Catherine Freije, a postdoctoral scientist at the Rockefeller University who previously worked at the Broad Institute developing CRISPR-based diagnostics, echoed Wu, saying that "the power of isothermal amplification and CRISPR-based detection is that these methods only require incubation at a single temperature."
In addition, "the use of CRISPR enhances the method's specificity, which can be a challenge for isothermal amplification methods used alone, unless the amplification method is thoroughly optimized for the target DNA or RNA of interest."
Hanry Yu, the co-lead principal investigator at CAMP and a professor at the National University of Singapore, noted that the test "shouldn't be difficult" to do with a simple water bath and a chip reader, and mentioned that an undisclosed partner wants to deploy the method in Africa.
He added that as the COVID-19 pandemic begins turning endemic and people get vaccinated, there is a need for more quantitative assays to detect superspreaders of the virus. "People care about … virus load more than whether there's an infection or not," he said.
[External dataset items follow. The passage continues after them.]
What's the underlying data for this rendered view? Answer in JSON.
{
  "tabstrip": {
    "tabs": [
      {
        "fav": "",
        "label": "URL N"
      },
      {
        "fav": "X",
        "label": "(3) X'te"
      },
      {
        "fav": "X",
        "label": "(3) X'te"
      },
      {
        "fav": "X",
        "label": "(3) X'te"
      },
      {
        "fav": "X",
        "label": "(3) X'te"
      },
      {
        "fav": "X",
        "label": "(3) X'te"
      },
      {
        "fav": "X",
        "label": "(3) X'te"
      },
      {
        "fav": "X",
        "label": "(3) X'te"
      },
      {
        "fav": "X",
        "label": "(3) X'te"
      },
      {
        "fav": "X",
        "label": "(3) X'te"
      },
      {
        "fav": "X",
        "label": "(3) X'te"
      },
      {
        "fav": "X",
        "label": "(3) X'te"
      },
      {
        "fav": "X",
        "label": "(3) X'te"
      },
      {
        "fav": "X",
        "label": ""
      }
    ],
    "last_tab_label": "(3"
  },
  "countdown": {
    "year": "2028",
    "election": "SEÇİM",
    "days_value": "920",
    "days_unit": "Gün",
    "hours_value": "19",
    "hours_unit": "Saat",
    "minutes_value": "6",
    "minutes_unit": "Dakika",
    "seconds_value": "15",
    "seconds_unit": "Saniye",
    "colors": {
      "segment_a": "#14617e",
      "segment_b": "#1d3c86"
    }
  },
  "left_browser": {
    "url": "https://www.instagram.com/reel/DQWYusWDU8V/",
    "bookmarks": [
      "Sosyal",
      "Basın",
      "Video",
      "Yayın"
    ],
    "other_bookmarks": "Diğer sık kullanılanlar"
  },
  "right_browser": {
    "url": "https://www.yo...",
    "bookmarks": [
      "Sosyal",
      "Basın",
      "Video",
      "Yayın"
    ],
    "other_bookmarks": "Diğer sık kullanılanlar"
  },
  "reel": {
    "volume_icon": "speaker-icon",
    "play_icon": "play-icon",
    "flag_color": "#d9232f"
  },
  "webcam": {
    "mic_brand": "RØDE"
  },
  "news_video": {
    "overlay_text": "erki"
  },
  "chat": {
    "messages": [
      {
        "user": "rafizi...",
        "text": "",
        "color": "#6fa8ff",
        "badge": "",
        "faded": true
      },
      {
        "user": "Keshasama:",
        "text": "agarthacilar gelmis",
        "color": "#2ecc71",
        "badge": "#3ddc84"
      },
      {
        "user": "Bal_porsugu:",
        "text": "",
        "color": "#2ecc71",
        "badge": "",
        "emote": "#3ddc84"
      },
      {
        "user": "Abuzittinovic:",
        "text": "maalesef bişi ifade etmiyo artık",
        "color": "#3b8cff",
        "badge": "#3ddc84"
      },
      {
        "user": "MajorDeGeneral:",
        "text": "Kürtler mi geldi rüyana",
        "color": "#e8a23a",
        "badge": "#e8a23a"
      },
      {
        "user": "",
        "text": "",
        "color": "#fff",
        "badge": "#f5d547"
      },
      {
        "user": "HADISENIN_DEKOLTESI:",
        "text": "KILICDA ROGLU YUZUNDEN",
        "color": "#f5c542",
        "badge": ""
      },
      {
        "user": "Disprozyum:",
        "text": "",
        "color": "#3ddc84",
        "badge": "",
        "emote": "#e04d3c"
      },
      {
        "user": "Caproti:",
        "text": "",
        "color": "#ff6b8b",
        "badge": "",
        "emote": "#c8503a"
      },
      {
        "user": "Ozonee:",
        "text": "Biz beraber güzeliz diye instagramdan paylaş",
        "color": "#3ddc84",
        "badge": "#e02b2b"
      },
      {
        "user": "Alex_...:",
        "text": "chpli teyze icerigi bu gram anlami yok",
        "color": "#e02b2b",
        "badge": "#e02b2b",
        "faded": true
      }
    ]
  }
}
There's more precision in a quantitative assay and that can help direct efforts to reduce spread or stop an outbreak. Knowing the exact amount of virus in a sample can also help clinicians determine the course of treatment.
According to Freije, "One of the challenges with CRISPR-based detection is having a quantitative versus a qualitative readout," which the RADICA method addressed by "using partitioning within a specified range of concentrations."
She noted, though, that because RADICA relies on partitioning the reactions, "it still requires commercial chips and a machine for dropletization, which is likely to be more expensive than a simple heating device." The SMART team used an instrument from JN Medsys for its proof of concept, Wu said.
Another potential problem Freije brought up is that "traditional PCR reagents have been manufactured at scale for many years, so it may be more challenging to get large amounts of Cas12 at a comparable price to PCR reagents." However, "as CRISPR-based diagnostics become more popular, this may no longer be a challenge," she said.
There's still a lot to be done before the RADICA method can be implemented clinically, Wu said, and a lot of data must be generated to determine how stable and robust it is. The team has an undisclosed commercialization partner that will help generate that data, she added. She declined to provide additional details about the future work.
Freije said she saw a need for validation of the method on other droplet PCR machines, as well as ensuring the sensitivity and analysis are "robust to changes in equipment" before it could be implemented in other labs. Labs would also need the equipment to perform nucleic acid extraction from patient samples, she said.
Tim Lu, a principal investigator for CAMP and a professor at the Massachusetts Institute of Technology, said the method would be easy to adapt to other viruses besides SARS-CoV-2 and Epstein-Barr virus. "Once the protocol is set up, adapting it to new viruses is actually pretty straightforward," he said.
Wu added that the team is "definitely interested in other areas for the technology."
For cell therapeutic products, the current method of detecting contaminants or inhibitors is culture-based, which usually takes a long time and doesn't provide a quantitative result, Lu said, adding performing contamination testing is a significant bottleneck for biomanufacturing companies. Cell therapy products have a "quite short" shelf life, so a rapid method is needed to perform contamination testing, Wu added.
The quantitative readout and speed are two things "that are missing from many of the existing assays that are out there," Lu said. "The applications are quite broad."